Is this starting to sound like an endless loop? You should be getting the idea now ... the process continues as described until all of the observations are read

  1. The DATA step executes once for each observation in the input data set. In our case, SAS will execute 28 times because there are 28 observations in the input data set
  2. At the beginning of the execution phase, SAS sets all of the data set variables in the program data vector to missing:
    _N_ _ERROR_ Store Dept Quarter Sales Sales Tax
    1 0 . . . . .

    Because it is the first iteration of the DATA step, the automatic variable _N_ is set to 1. And, because SAS has not yet encountered any errors, the automatic variable _ERROR_ is set to 0

  3. The SET statement reads the first observation from the input data set and writes the values to the program data vector:
    _N_ _ERROR_ Store Dept Quarter Sales Sales Tax
    1 0 101 10 1 110001.50 .
  4. The assignment statement executes to compute the first value of SalesTax:
    _N_ _ERROR_ Store Dept Quarter Sales Sales Tax
    1 0 101 10 1 110001.50 6600.09
  5. At the end of the first iteration of the DATA step, the values in the program data vector are written to the output data set tax as the first observation
  6. The value of the automatic variable _N_ is increased to 2, and control returns to the top of the DATA step.
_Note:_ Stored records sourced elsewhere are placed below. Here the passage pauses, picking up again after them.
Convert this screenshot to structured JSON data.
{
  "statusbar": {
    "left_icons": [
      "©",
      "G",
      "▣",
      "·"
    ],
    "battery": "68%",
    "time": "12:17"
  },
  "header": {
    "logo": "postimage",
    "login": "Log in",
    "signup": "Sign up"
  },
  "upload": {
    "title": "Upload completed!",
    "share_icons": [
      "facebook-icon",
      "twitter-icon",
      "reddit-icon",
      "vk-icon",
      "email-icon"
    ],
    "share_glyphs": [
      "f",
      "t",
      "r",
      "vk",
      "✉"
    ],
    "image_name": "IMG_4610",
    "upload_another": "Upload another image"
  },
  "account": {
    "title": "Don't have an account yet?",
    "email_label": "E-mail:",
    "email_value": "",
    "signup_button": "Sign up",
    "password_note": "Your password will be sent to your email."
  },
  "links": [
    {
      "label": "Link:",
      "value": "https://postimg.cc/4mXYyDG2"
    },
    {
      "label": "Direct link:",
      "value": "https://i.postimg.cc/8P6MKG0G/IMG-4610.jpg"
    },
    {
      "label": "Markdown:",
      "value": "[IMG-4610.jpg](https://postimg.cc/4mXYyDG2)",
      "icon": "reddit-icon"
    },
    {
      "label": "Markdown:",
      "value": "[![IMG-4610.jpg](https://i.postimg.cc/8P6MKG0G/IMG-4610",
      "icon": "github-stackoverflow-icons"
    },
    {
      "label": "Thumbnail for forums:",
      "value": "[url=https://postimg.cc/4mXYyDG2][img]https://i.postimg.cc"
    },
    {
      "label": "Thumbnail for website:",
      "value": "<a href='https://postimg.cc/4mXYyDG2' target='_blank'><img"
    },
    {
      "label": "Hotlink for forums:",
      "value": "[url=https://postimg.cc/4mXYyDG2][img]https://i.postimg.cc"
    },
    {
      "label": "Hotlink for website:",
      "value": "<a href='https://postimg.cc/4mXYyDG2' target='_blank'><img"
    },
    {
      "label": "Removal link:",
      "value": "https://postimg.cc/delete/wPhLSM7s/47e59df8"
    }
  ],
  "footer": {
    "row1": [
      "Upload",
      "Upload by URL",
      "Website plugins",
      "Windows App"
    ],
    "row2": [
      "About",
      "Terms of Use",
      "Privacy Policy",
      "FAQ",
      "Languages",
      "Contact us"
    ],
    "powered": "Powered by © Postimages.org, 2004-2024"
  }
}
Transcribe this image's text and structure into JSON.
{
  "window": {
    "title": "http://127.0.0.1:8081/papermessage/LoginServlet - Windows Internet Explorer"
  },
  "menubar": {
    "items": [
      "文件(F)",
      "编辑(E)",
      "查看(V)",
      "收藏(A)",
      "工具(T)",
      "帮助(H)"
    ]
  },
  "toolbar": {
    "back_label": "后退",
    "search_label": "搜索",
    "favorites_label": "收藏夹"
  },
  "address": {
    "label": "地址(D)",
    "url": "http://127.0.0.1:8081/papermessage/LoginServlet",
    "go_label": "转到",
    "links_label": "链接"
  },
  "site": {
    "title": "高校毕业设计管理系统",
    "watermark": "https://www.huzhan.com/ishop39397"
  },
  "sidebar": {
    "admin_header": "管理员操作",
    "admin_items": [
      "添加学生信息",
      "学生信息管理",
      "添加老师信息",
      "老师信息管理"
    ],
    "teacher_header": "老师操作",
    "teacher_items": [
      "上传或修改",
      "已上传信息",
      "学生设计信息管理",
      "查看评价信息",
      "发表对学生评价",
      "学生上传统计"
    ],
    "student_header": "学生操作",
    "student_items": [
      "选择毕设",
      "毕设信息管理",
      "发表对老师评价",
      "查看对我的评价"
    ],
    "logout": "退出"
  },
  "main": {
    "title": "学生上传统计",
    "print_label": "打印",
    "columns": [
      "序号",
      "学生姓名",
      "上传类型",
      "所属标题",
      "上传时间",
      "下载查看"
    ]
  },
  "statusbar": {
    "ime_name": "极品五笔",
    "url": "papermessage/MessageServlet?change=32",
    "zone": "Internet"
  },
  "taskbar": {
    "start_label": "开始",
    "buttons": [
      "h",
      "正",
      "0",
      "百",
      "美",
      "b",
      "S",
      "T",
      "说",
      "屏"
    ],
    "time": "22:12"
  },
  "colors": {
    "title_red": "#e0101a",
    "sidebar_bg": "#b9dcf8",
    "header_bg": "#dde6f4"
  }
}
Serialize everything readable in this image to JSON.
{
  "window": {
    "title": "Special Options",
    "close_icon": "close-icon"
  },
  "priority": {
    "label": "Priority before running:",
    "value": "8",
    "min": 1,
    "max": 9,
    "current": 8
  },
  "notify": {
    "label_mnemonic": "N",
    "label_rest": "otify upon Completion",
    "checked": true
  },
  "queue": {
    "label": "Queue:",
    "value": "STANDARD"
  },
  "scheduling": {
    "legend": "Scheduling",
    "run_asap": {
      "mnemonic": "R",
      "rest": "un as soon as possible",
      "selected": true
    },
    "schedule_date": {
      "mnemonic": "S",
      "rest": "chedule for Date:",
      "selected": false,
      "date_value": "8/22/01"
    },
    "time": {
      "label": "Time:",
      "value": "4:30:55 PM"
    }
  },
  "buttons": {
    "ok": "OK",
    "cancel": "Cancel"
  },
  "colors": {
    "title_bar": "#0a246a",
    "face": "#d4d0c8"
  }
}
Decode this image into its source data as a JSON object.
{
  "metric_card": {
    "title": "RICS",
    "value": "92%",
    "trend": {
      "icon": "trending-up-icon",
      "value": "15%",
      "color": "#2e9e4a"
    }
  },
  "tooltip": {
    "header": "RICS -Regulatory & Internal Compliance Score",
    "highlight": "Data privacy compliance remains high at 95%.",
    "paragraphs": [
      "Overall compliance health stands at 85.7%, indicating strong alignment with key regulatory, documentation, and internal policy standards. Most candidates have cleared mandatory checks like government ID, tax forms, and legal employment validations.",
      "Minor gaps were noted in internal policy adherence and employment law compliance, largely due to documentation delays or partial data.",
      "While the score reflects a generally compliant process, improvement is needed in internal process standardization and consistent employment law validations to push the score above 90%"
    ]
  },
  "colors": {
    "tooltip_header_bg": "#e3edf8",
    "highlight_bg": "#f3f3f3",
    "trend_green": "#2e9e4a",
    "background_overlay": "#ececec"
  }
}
The automatic variable _ERROR_ retains its value of 0, since SAS has still not encountered an error. SAS retains the values of variables that were read from a SAS data set with the SET statement, or that were created by a Sum statement. All other variable values, such as the values of the variable SalesTax, are reset to missing. Taking all of this into account, our program data vector looks like this at the beginning of the second iteration of the DATA step:
    _N_ _ERROR_ Store Dept Quarter Sales Sales Tax
    2 0 101 10 1 110001.50 .

    As stated earlier, this is the step that differs the greatest from when SAS instead reads from a raw data file. Recall that when SAS reads from a raw data file, SAS sets the value of each variable to missing (with a few special exceptions) at the beginning of each iteration

  7. As the SET statement executes, the values from the second observation are written to the program data vector:
    _N_ _ERROR_ Store Dept Quarter Sales Sales Tax
    2 0 101 10 2 113101.20 .
  8. The assignment statement executes again to compute the value for SalesTax for the second observation:
    _N_ _ERROR_ Store Dept Quarter Sales Sales Tax
    2 0 101 10 2 113101.20 6786.07
  9. At the bottom of the DATA step, the values in the program data vector are written to the output data set tax as the second observation
  10. The value of the automatic variable _N_ is increased to 3, and control returns to the top of the DATA step. The automatic variable _ERROR_ retains its value of 0, since SAS has still not encountered an error. SAS retains the values of variables that were read from a SAS data set with the SET statement, or that were created by a Sum statement. All other variable values, such as the values of the variable SalesTax, are reset to missing. Taking all of this into account, our program data vector looks like this at the beginning of the third iteration of the DATA step:
    _N_ _ERROR_ Store Dept Quarter Sales Sales Tax
    2 0 101 10 2 113101.20 .

    Is this starting to sound like an endless loop? You should be getting the idea now ... the process continues as described until all of the observations are read.